I have a conductive thread of about 2 feet (0.65 m). I would like to be able to sense the position of touch.
I was hoping that the resistance of the thread would change at constant rate along the thread. Is this true?
If you put the thread across the terminals of a meter measuring resistance, no matter where you touch the thread there should be a small change in resistance but, unfortunately, that resistance change would be the same throughout the length of the thread - this on its own prevents you from achieving what I believe you want.

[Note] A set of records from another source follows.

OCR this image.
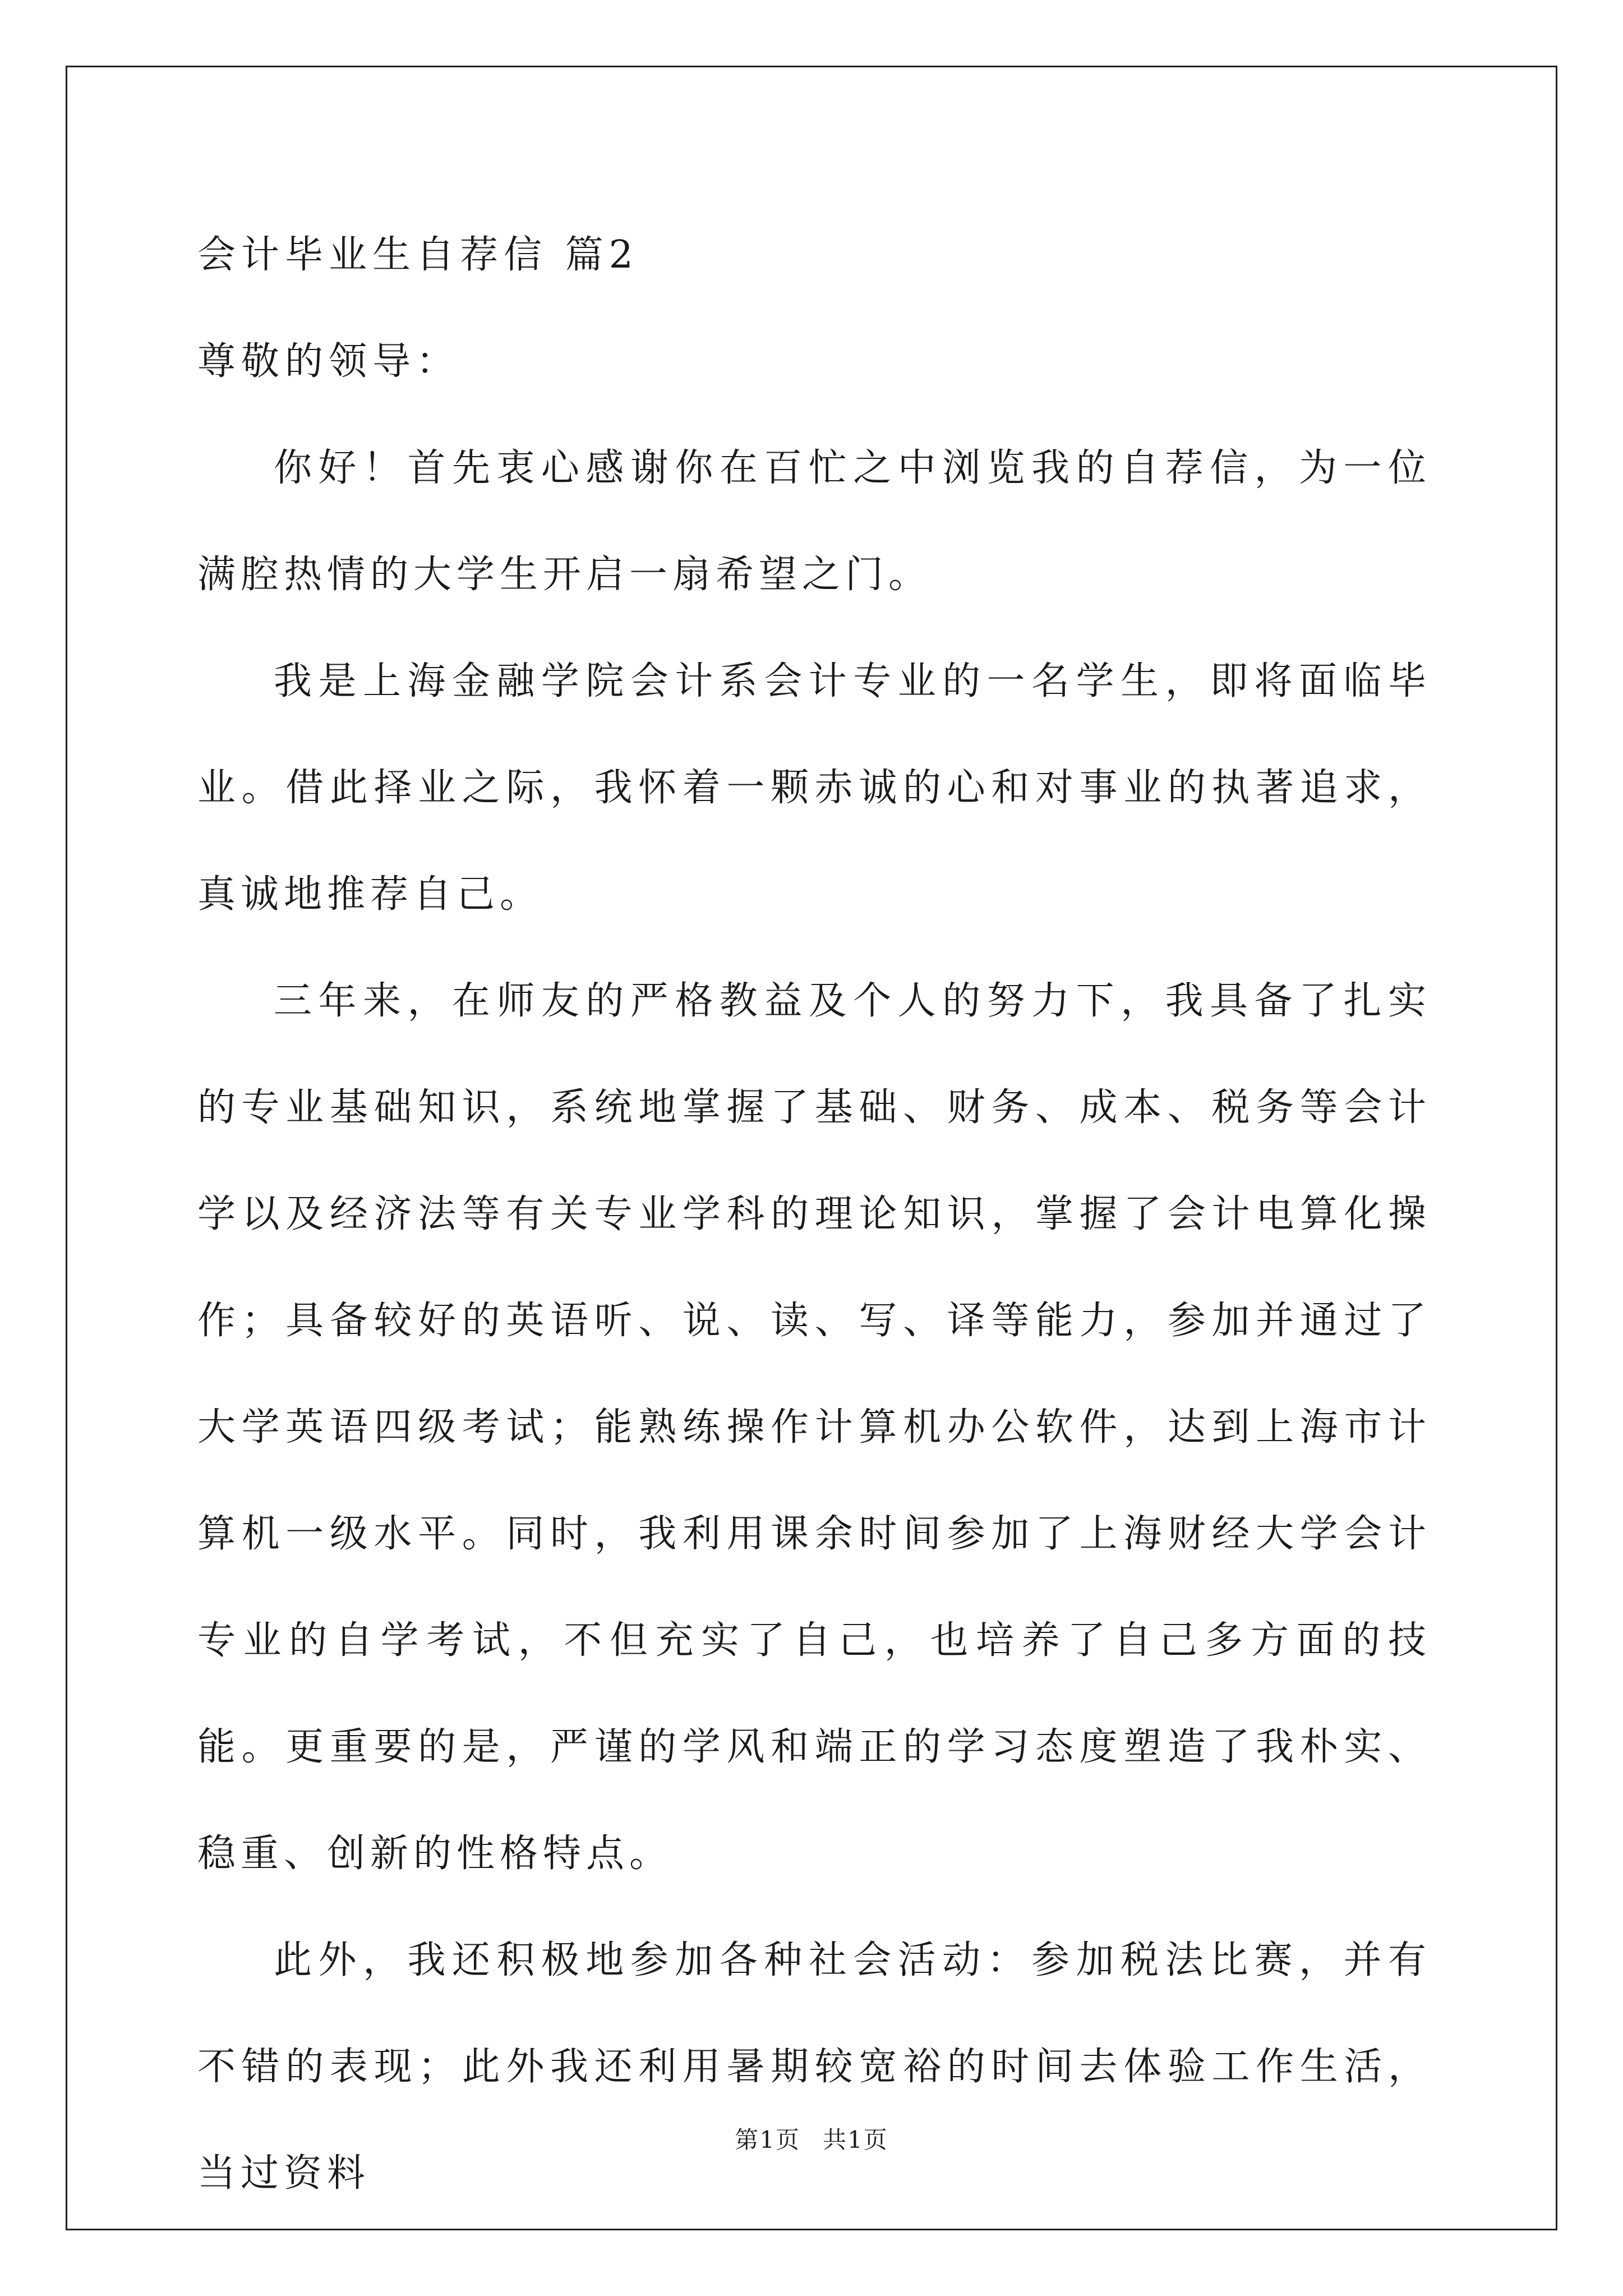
会计毕业生自荐信 篇2

尊敬的领导：

你好！首先衷心感谢你在百忙之中浏览我的自荐信，为一位满腔热情的大学生开启一扇希望之门。

我是上海金融学院会计系会计专业的一名学生，即将面临毕业。借此择业之际，我怀着一颗赤诚的心和对事业的执著追求，真诚地推荐自己。

三年来，在师友的严格教益及个人的努力下，我具备了扎实的专业基础知识，系统地掌握了基础、财务、成本、税务等会计学以及经济法等有关专业学科的理论知识，掌握了会计电算化操作；具备较好的英语听、说、读、写、译等能力，参加并通过了大学英语四级考试；能熟练操作计算机办公软件，达到上海市计算机一级水平。同时，我利用课余时间参加了上海财经大学会计专业的自学考试，不但充实了自己，也培养了自己多方面的技能。更重要的是，严谨的学风和端正的学习态度塑造了我朴实、稳重、创新的性格特点。

此外，我还积极地参加各种社会活动：参加税法比赛，并有不错的表现；此外我还利用暑期较宽裕的时间去体验工作生活，当过资料

第1页 共1页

However, if you have two threads very close to each other but not touching you should be able to roughly transfer the voltage at the contact point to the 2nd thread. In effect, the 2nd thread becomes the wiper of the potentiometer but feed that 2nd thread into a high impedance amplifier or the DC voltage that your skin transfers will be severely diminished.
Alternatively use an AC signal across the 1st thread and therefore transfer the ac signal to the "wiper" thread - this will be more reliable I suspect.
You can use an ohm metre to see if the resistance per cm/inch is constant (does it increases linearly with distance), but to first order this should be true if it is an electrical wire.
There will always be some variation though, and this variation is one thing that will effect the resolution you have in determining the position of touch on the wire.
You could just characterize the thread by coming up with an R(x) equation model for the resistance along the wire, 'x' cm/inch from one end, using an ohm metre.
Btw, The Human Body Model for capacitance, as defined by the Electrostatic Discharge Association (ESDA) is a 100pF capacitor in series with a 1.5kΩ resistor, according to Wikipedia. So you might have an issue if you are trying to detect the human body load on a low resistance thread.